How practical is the book of Proverbs! This chapter deals with problems facing all ages. Anxiety, stress, anger, international strife, confront us within its pages. Proverbs is a good place to start reading the Bible! Someone said, “It is well fitted to create a market for the Gospel.” It provides a mirror in which to see ourselves and a treasury of Wisdom and Truth to live by. Parents, keep every before your children that “truth in faith works holiness in life.” The same applies to the evil workings of error!

To reveal what little reason saints have to envy sinners, the last four verses compare the respective condition of each. Verses 27-31 were God’s rules, and verses 32-35 give God’s reasons. The history of man is the epic of the violation of those rules! The negative rules are followed by positive reasons. God owes us no explanation for our obedience, yet sinful men wilfully scorn them.

The warnings run from vs. 25-31, and all begin Do not! Who says there should only be positive preaching? Here we are told how to do good negatively, and they all have their counterparts in the NT. Note that what not to do clearly suggests what we should do. Negatives merely serve to highlight the positives!

In spite of all the rhetoric, there is still little neighbourliness in this sin-cursed world, but, tragically, lots of hatred and division. This touches a sensitive but practical nerve. How should a believer act toward a neighbour, and who is that neighbour? This is the proclamation of the Good Samaritan parable, which is still timely for us (Jas. 2:14-17). Note how the verses 27-31 all begin Do not (Heb.)!

William Arnot observed, “An appalling amount of hypocrisy exists in Christendom, and passes current for devotion.” Bunyan painted a similarly sad picture in his day. When the sailing is smooth, By-ends and his kinsfolk of the town of Fair Speech will not suffer Christian to “impose or lord it over [their] faith,” but Christian replied, “You must go against wind and tide; you must own Religion in his rags, as well as when in his silver slippers.” Many are like By-ends great-grandfather, who was a “waterman, looking one way and rowing another!”
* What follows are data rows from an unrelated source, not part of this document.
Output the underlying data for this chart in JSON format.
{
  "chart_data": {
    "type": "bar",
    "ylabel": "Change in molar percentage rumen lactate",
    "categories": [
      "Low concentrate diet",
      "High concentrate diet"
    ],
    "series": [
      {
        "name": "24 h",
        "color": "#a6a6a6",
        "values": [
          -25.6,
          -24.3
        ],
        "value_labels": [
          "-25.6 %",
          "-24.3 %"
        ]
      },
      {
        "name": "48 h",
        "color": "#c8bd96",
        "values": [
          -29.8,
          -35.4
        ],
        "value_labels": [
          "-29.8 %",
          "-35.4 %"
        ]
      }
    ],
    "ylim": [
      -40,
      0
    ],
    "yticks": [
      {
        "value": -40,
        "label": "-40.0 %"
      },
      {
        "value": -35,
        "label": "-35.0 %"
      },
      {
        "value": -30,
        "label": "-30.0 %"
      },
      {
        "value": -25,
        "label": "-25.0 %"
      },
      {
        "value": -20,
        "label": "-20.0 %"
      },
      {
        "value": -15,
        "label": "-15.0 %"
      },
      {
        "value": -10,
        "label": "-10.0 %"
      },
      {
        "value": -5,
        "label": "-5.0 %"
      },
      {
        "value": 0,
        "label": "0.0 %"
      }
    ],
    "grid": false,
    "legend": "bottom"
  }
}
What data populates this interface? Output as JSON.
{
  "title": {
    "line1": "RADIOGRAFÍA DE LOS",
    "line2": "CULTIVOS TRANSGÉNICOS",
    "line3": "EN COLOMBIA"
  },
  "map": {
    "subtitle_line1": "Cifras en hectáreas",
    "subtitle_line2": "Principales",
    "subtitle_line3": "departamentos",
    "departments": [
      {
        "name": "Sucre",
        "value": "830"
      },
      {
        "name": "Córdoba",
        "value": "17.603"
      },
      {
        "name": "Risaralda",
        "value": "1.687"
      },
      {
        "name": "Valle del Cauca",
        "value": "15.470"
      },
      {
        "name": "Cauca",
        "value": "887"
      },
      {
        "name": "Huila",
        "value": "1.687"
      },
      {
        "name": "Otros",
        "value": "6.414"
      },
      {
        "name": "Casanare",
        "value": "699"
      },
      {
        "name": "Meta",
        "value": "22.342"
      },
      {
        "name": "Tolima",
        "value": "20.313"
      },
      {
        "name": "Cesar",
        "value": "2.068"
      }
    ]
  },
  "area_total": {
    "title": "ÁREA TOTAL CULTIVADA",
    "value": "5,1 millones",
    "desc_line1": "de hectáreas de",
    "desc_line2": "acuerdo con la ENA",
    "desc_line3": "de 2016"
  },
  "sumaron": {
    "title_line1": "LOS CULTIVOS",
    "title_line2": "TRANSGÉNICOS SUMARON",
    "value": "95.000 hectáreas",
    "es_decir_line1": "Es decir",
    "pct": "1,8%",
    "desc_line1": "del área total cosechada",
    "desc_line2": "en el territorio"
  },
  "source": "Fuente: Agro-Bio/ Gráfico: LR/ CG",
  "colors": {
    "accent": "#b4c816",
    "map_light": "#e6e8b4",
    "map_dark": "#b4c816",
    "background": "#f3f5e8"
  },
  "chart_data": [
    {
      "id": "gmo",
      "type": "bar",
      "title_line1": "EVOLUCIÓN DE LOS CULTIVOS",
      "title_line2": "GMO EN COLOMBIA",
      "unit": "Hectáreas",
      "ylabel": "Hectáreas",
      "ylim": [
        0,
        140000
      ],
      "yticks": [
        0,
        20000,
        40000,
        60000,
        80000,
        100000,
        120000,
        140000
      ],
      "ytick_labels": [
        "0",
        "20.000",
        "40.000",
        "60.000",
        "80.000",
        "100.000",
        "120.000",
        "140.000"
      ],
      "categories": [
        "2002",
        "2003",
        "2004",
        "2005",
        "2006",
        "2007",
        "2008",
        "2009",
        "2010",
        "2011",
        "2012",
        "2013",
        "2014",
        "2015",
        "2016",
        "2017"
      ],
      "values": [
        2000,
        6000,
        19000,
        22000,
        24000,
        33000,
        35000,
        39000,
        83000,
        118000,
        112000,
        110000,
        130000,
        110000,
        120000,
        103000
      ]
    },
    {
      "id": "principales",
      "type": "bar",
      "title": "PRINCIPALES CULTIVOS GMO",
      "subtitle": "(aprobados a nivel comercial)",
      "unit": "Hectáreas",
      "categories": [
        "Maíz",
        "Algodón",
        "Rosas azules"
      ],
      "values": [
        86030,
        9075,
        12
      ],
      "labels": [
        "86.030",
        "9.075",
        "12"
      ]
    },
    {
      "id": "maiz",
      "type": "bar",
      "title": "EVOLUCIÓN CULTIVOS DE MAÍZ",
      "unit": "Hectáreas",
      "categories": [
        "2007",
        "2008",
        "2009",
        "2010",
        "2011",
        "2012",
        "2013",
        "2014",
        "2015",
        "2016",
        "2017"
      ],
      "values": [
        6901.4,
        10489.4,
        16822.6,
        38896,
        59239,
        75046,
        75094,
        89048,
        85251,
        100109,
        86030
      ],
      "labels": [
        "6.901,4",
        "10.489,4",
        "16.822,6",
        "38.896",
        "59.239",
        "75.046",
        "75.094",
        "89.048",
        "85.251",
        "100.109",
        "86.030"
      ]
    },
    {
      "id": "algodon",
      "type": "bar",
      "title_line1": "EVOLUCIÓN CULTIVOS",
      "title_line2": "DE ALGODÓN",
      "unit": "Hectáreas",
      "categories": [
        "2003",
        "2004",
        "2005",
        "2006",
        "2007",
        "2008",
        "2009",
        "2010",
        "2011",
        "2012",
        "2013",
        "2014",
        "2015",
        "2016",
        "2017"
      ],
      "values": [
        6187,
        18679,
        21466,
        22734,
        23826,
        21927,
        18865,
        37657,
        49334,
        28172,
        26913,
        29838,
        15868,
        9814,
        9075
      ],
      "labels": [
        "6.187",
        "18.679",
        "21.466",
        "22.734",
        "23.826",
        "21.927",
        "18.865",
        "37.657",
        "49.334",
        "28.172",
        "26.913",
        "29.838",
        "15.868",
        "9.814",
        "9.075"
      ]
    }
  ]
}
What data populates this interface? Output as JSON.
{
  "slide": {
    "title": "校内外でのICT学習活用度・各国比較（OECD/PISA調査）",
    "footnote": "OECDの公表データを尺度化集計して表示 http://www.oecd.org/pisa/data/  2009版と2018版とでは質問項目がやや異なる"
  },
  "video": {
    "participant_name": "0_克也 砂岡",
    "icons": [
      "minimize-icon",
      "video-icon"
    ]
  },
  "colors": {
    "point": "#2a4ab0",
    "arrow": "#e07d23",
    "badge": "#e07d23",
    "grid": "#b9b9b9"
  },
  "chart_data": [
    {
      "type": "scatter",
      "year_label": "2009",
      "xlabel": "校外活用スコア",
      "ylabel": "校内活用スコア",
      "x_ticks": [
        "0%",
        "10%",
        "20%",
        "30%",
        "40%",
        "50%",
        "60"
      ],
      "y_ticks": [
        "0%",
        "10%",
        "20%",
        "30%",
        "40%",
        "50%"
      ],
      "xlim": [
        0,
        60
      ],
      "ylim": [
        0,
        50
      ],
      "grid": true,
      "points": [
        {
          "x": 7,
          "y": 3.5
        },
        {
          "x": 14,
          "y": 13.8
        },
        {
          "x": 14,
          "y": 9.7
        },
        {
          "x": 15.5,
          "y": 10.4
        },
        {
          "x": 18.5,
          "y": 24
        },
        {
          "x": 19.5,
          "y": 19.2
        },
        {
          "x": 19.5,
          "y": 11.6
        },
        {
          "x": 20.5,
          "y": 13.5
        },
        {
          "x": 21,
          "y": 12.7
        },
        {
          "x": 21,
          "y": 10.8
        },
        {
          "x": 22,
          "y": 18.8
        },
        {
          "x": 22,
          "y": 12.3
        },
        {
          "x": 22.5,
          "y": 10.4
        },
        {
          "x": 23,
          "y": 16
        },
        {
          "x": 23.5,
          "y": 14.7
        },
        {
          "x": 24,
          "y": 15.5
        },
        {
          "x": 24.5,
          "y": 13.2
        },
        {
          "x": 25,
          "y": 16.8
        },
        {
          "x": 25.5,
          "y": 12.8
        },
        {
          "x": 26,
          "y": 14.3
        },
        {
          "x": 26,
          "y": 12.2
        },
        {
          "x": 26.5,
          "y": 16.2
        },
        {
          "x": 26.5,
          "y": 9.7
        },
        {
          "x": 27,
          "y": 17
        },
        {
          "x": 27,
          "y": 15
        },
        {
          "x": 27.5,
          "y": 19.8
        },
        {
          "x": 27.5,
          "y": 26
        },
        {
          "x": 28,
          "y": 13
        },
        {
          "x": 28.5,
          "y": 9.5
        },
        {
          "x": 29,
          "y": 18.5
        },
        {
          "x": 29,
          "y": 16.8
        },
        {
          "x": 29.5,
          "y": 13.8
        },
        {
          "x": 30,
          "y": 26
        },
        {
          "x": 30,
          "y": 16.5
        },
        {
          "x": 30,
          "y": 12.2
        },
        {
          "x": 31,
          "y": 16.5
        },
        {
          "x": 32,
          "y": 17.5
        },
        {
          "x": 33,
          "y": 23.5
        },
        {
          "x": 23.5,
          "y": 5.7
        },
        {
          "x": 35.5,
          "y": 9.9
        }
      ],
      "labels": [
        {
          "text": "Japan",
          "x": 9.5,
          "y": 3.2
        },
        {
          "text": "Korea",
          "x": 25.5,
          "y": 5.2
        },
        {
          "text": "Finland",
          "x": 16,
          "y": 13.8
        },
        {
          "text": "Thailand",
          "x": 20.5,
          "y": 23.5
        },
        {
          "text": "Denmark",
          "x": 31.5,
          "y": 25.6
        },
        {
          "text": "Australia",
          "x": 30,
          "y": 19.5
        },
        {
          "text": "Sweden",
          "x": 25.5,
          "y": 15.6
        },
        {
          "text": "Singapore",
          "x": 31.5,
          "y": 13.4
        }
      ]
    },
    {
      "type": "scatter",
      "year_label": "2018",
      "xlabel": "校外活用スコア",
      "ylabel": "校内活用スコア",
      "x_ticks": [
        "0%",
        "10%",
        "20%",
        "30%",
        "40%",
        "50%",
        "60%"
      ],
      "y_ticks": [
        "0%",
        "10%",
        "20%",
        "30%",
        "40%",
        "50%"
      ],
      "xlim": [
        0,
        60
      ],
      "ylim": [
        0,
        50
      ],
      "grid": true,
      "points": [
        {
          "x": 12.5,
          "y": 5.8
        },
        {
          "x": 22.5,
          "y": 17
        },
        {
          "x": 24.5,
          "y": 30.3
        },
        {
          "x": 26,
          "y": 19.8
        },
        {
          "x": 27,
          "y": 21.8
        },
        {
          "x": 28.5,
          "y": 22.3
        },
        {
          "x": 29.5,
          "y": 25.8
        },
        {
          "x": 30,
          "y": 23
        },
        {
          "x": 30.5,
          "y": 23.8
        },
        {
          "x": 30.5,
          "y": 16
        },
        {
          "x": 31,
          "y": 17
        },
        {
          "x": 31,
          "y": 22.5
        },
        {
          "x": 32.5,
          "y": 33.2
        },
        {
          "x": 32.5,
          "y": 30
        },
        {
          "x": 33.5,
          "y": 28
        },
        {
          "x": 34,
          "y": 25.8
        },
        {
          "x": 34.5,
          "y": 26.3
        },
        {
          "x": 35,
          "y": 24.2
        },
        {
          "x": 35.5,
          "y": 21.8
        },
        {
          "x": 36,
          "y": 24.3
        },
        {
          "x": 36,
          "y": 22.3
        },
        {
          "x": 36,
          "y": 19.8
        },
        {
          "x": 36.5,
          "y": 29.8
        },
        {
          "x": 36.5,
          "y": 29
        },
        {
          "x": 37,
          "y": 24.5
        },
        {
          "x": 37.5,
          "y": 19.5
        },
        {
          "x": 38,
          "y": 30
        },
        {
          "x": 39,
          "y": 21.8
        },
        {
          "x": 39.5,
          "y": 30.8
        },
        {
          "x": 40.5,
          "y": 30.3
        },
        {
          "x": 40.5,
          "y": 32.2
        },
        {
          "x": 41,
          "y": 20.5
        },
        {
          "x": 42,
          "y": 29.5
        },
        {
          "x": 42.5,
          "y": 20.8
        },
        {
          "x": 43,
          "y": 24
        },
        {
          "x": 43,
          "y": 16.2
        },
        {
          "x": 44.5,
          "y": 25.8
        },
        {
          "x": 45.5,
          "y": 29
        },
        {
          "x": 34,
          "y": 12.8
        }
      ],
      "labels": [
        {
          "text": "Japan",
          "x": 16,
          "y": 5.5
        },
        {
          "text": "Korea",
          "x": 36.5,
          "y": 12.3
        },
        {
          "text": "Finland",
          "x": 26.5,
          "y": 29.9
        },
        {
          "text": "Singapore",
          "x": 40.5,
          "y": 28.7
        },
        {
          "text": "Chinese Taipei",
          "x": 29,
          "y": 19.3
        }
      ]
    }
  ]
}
Solomon boldly affirms that God is the Creator, and ‘He’s got the whole world in His hands’ (Gen. 1:1, Col. 1:9-17). Also we have a foreview of the Gospel. Sin blinds man from seeing that “that which moves God to work is Goodness; that which orders his work is Wisdom; that which perfects his work is Power” (Hooker). The Bible repudiates two theories commonly held to explain the origin of everything, namely, that the world is eternal, or that everything evolved by chance plus time. Since Wisdom was God’s Agent in creation (8:22-31), how much more does man need this Wisdom to occupy and subdue the earth as God’s Covenant-keeper!